Em um primeiro momento Sininho ficou completamente paralisada diante daquela cena, mas, inversa ao corpo estava a mente, trabalhando a milhão. Ouviu Marina dizer, demonstrando no tom de voz, a força que fazia para se segurar:
- Pega o cavalo e me joga a corda. Rápido!
Para Sininho pareceu que minutos se passaram sem que ela movesse um único músculo. Começou a ponderar todos os prós e contras. Era a chance que havia esperado por anos, ninguém desconfiaria dela, pois era consideravelmente menor e mais fraca que Marina, não teria força física para ganhar dela e derrubá-la de um precipício. Todos achariam que foi um acidente infeliz. E era mesmo. Esse foi o motivo que a fez se mexer e correr até o cavalo, lançando a corda para Marina e, assim que a patroa conseguiu segurar o objeto com as duas mãos, deu o comando para que o cavalo andasse. Voltou e a ajudou a sair completamente do precipício. As duas ofegantes e com os corações acelerados pela adrenalina do momento. Marina por ter visto a morte de perto. Sininho por ter visto a vingança. Mas não era assim que queria, não um acidente idiota. Queria que Marina soubesse que era ela quem iria acabar com sua vida. Queria a olhar nos olhos e que ela visse nos dela o prazer que carregava ao destruí-la.

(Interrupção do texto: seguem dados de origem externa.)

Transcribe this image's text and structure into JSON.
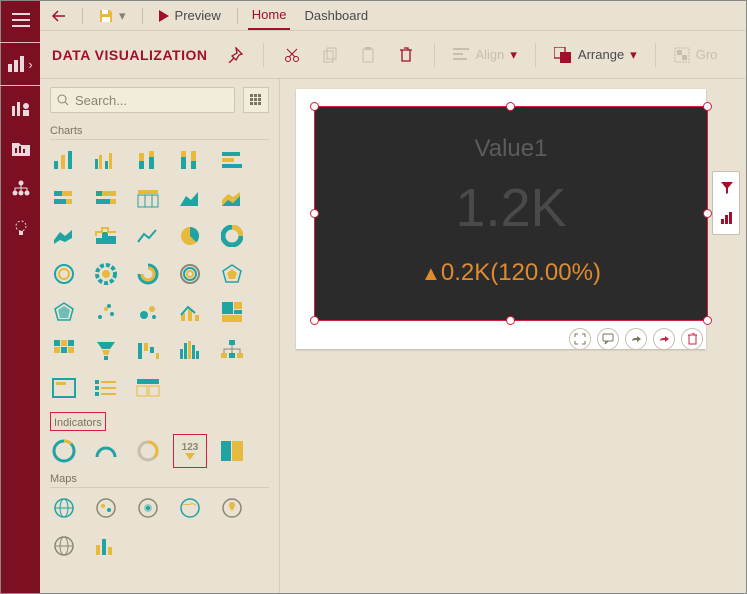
{
  "topbar": {
    "preview": "Preview",
    "tabs": {
      "home": "Home",
      "dashboard": "Dashboard"
    }
  },
  "ribbon": {
    "title": "DATA VISUALIZATION",
    "align": "Align",
    "arrange": "Arrange",
    "group": "Gro"
  },
  "panel": {
    "search_placeholder": "Search...",
    "sections": {
      "charts": "Charts",
      "indicators": "Indicators",
      "maps": "Maps"
    }
  },
  "widget": {
    "label": "Value1",
    "value": "1.2K",
    "delta": "0.2K(120.00%)"
  },
  "indicator_number_badge": "123"
}
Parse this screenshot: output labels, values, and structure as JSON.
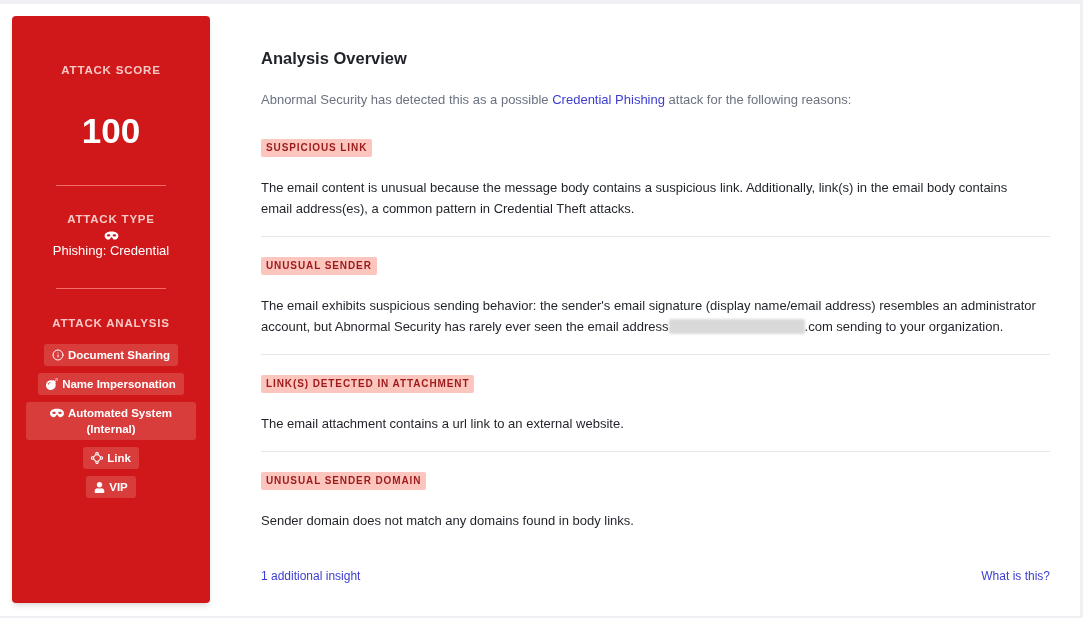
{
  "sidebar": {
    "score": {
      "label": "ATTACK SCORE",
      "value": "100"
    },
    "attack_type": {
      "label": "ATTACK TYPE",
      "value": "Phishing: Credential"
    },
    "attack_analysis": {
      "label": "ATTACK ANALYSIS",
      "tags": [
        {
          "kind": "info",
          "label": "Document Sharing"
        },
        {
          "kind": "bomb",
          "label": "Name Impersonation"
        },
        {
          "kind": "mask",
          "label": "Automated System (Internal)"
        },
        {
          "kind": "nodes",
          "label": "Link"
        },
        {
          "kind": "user",
          "label": "VIP"
        }
      ]
    }
  },
  "overview": {
    "title": "Analysis Overview",
    "intro": {
      "before": "Abnormal Security has detected this as a possible ",
      "link": "Credential Phishing",
      "after": " attack for the following reasons:"
    },
    "reasons": [
      {
        "tag": "SUSPICIOUS LINK",
        "segments": [
          {
            "kind": "text",
            "text": "The email content is unusual because the message body contains a suspicious link. Additionally, link(s) in the email body contains email address(es), a common pattern in Credential Theft attacks."
          }
        ]
      },
      {
        "tag": "UNUSUAL SENDER",
        "segments": [
          {
            "kind": "text",
            "text": "The email exhibits suspicious sending behavior: the sender's email signature (display name/email address) resembles an administrator account, but Abnormal Security has rarely ever seen the email address"
          },
          {
            "kind": "redacted"
          },
          {
            "kind": "text",
            "text": ".com sending to your organization."
          }
        ]
      },
      {
        "tag": "LINK(S) DETECTED IN ATTACHMENT",
        "segments": [
          {
            "kind": "text",
            "text": "The email attachment contains a url link to an external website."
          }
        ]
      },
      {
        "tag": "UNUSUAL SENDER DOMAIN",
        "segments": [
          {
            "kind": "text",
            "text": "Sender domain does not match any domains found in body links."
          }
        ]
      }
    ],
    "footer": {
      "insights_link": "1 additional insight",
      "help_link": "What is this?"
    }
  }
}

De volta a fazenda, Marina contou aos homens o que havia acontecido, até exagerando na narrativa. Depois disse, olhando para a empregada que tentava sem sucesso não ser o centro das atenções:
- Quem diria, não é mesmo? Sininho salvou a minha vida.
Os empregados soltaram gritos e assovios. Um deles tentou levantar Sininho nos braços, mas ela rapidamente se esquivou, com cara de poucos amigos.
- Que isso, Sininho, você salvou a patroa... Merece até um brinde! Pega lá, Diego, a garrafa da boa.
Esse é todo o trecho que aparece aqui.